Страница 54 из 56
Погожев видел, как щурились в хитроватой улыбке глаза Зотыча. Как расплывался в улыбке большой рот Лехи. И по привычке вытирал сетью руки довольный стармех Ухов.
Лицо Погожева горело от нахлынувшей радости и какого-то почти детского волнения. Он с благодарностью пожал руку Зотычу, похлопал по плечу Витюню и сказал, что все же лучше бы, если бы он ее сделал собственными руками.
— И сдэлаешь. Еще нэ вечер на твоей рыбацкой профэссии.
Это сказал Кацев. Он стоял, широко расставив ноги, по коленки утонув в ворохе сети, как настоящий Посейдон — могучий и обветренный. Пожухлые водоросли запутались в густой курчавой волосне на груди, во взлохмаченных патлах на голове и даже в усах.

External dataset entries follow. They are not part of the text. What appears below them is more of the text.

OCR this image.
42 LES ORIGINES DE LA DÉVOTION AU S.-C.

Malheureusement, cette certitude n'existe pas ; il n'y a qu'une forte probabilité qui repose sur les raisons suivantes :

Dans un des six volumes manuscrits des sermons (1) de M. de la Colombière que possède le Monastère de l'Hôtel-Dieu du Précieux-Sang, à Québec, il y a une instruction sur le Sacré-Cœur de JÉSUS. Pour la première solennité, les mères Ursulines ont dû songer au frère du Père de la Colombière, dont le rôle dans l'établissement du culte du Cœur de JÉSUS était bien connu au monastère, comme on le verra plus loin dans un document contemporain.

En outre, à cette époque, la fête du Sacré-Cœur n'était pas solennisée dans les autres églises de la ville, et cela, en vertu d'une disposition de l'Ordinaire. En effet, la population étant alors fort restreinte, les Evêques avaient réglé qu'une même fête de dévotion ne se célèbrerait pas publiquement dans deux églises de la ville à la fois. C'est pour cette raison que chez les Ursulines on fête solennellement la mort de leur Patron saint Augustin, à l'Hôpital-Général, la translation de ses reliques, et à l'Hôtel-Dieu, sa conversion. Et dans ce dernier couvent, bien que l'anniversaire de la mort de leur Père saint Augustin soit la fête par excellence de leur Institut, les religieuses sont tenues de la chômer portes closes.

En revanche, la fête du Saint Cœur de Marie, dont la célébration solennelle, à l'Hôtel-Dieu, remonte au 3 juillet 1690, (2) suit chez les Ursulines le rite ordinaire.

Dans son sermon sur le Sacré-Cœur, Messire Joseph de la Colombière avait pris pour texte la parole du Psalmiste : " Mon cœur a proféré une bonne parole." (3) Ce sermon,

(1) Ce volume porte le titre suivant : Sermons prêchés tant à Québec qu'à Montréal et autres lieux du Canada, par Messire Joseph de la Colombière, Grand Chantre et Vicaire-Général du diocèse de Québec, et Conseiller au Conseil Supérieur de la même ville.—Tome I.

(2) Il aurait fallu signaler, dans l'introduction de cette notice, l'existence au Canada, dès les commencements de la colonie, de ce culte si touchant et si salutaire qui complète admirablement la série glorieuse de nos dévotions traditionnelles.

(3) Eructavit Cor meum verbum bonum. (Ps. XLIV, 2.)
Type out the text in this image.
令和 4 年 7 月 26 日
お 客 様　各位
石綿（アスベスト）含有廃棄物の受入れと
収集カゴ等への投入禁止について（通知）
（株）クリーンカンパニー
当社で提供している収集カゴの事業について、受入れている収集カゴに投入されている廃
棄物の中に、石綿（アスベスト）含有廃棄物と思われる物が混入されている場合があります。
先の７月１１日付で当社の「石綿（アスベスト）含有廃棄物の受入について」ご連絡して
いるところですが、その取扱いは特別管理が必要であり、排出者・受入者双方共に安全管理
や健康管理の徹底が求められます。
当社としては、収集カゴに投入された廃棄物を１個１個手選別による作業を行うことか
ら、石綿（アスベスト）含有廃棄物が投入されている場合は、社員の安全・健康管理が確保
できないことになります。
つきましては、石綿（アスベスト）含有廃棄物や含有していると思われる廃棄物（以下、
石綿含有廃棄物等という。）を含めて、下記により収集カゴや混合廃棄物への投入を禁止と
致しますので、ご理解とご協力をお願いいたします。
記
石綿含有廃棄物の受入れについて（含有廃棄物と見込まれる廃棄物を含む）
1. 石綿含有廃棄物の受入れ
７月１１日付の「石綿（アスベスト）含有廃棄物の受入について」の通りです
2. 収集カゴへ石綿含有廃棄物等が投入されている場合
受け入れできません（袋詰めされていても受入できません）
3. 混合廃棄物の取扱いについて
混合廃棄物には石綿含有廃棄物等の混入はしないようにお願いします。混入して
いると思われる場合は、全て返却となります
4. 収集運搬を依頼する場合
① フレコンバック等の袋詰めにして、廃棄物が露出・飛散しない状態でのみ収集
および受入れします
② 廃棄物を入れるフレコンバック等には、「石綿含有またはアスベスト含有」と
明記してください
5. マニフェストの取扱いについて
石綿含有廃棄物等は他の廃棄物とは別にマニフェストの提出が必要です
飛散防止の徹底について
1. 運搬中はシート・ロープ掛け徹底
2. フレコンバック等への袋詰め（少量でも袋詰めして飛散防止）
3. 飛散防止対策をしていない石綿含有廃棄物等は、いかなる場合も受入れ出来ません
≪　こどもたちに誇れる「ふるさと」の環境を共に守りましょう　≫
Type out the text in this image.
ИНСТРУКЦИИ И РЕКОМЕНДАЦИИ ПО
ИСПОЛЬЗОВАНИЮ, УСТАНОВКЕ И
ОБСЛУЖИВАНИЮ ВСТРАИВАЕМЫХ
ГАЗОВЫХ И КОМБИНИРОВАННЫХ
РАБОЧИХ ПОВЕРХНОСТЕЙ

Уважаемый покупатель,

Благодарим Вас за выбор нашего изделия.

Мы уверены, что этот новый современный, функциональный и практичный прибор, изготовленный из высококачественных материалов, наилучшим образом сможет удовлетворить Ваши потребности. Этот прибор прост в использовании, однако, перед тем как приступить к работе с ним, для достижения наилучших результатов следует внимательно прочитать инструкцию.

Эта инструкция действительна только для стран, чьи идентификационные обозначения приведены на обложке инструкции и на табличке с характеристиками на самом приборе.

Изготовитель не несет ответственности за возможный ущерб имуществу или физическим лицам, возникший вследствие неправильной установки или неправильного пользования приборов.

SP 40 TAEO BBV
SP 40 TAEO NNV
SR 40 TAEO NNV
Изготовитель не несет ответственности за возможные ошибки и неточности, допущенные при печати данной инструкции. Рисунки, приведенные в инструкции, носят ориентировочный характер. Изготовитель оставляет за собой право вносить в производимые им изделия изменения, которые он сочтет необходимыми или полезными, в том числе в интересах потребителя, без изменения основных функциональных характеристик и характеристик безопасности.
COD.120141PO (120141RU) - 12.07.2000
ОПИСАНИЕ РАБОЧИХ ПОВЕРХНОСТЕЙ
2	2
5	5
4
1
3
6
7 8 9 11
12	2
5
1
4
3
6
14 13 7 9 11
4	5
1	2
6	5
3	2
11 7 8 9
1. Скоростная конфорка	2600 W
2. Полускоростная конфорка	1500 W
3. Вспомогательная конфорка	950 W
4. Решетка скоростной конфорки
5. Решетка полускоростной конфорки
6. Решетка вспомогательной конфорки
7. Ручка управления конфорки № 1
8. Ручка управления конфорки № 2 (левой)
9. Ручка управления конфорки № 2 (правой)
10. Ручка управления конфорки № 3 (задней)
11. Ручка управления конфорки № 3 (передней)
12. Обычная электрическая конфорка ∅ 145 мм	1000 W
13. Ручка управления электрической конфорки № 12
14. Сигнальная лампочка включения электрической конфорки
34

— И то верно, Сеня, — поддержал Кацева Витюня. — Надо быть последним ржавым брашпилем, чтоб не понять, если человек обзаводится собственной иглой, значит, вычеркивать себя из списков рыбаков не собирается... Климов, как там у тебя в стишках: и на ладонь мою легла моя рыбацкая игла... А дальше-то как, Вовка? — Витюню просто распирало от нахлынувшего на него ораторства. Это с ним бывает. Под конец он совсем некстати сделал что-то вроде реверанса и заключил: — Спасибо за внимание. Митинг считаем оконченным...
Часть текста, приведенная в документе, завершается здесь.